The Federal Emergency Management Agency should not extend its mandatory flood insurance program to areas without levees and needs a more modern approach to analyzing and managing flood risk behind levees, says a report from the National Research Council.
The report says purchasing flood insurance is an effective way for property owners behind levees to deal with financial risk from floods. But at this time there is no reason to extend the mandatory purchase requirement — which requires commercial and residential property owners with a federally backed mortgage located in the 100-year floodplain to purchase flood insurance — to areas behind accredited levees.
The mandatory purchase requirement has not been effective at achieving widespread flood insurance purchase in areas of the floodplain without levees, according to the report, which says FEMA should study whether the mandatory purchase requirement is necessary throughout flood hazard areas and behind levees.
The report responds to a request from FEMA, which asked the National Research Council to examine the manner in which levees are addressed in the national flood insurance program. In recent years extreme storms and hurricanes have caused increasingly disastrous flooding along US rivers and coastal areas, with much of the damage occurring when levees failed or were overtopped by water, as was the case in last year’s Superstorm Sandy and 2005’s Hurricane Katrina (pictured).
Properties that are located in 100-year floodplains but protected by an accredited levee system — one built to withstand a flood that has a 1 percent chance of happening each year — are exempt from the requirement to buy flood insurance.
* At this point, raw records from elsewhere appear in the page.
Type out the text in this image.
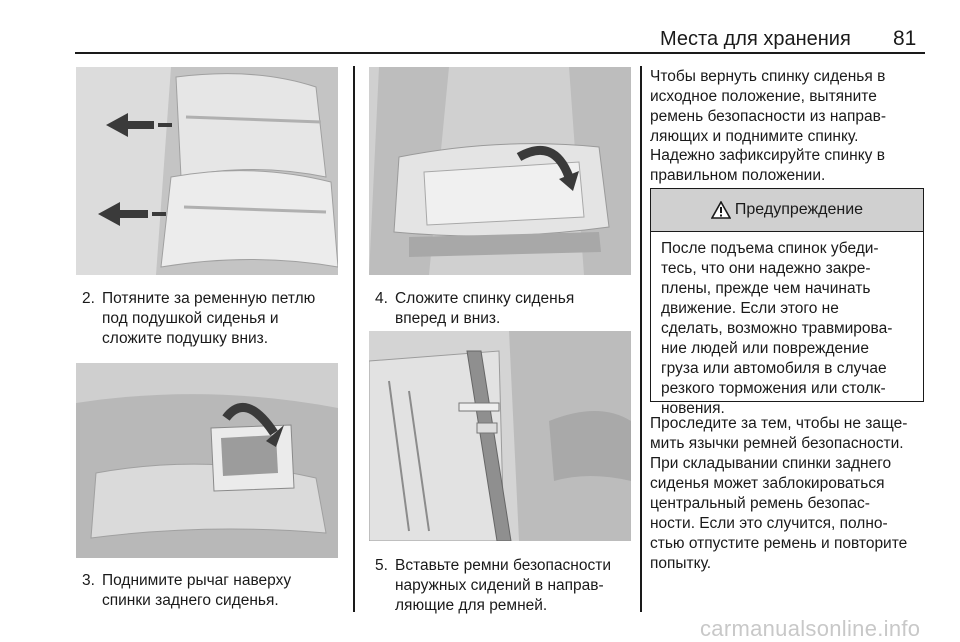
Места для хранения 81
2. Потяните за ременную петлю
под подушкой сиденья и
сложите подушку вниз.
3. Поднимите рычаг наверху
спинки заднего сиденья.
4. Сложите спинку сиденья
вперед и вниз.
5. Вставьте ремни безопасности
наружных сидений в направ-
ляющие для ремней.
Чтобы вернуть спинку сиденья в
исходное положение, вытяните
ремень безопасности из направ-
ляющих и поднимите спинку.
Надежно зафиксируйте спинку в
правильном положении.
Предупреждение
После подъема спинок убеди-
тесь, что они надежно закре-
плены, прежде чем начинать
движение. Если этого не
сделать, возможно травмирова-
ние людей или повреждение
груза или автомобиля в случае
резкого торможения или столк-
новения.
Проследите за тем, чтобы не заще-
мить язычки ремней безопасности.
При складывании спинки заднего
сиденья может заблокироваться
центральный ремень безопас-
ности. Если это случится, полно-
стью отпустите ремень и повторите
попытку.
carmanualsonline.info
FEMA began modernizing its flood maps in 2003, and found that some accredited levees no longer met the standard of protecting against a 1 percent annual chance flood. In establishing flood insurance premium rates, FEMA considers a non-accredited levee to be the same as no levee at all; this means that property owners protected by levees that do not meet the standard would be considered “without levee” and required to buy flood insurance at the same rates as those with no levees.
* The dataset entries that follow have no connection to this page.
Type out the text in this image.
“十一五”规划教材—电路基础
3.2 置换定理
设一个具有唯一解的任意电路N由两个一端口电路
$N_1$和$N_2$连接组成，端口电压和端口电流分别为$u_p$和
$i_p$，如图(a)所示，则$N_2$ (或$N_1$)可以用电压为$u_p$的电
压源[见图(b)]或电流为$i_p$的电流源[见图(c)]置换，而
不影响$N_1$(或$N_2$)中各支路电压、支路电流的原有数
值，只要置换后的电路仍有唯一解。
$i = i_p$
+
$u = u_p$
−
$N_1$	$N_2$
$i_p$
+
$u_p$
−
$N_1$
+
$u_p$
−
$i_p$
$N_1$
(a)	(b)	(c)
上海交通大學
At the urging of Congress, the FEMA administrator instructed the agency’s staff to replace its current “without levee” approach with one that would better reflect the flood risk in areas impacted by non-accredited levees. In response, FEMA is developing a new approach, the Levee Analysis and Mapping Procedure (LAMP).
The National Research Council’s report says that although the LAMP approach is technically sound, it is a short-term response and is not based on modern risk-based analysis. It recommends that FEMA not implement the LAMP approach and instead move to a more modern risk-based analysis that uses computational and mapping techniques to produce state-of-the-art risk estimates for all areas that are vulnerable to flooding.
In assessing the aftermath of Hurricane Sandy last year, insurance industry analysts said that the national flood insurance program was already $20 billion in debt since Hurricane Katrina.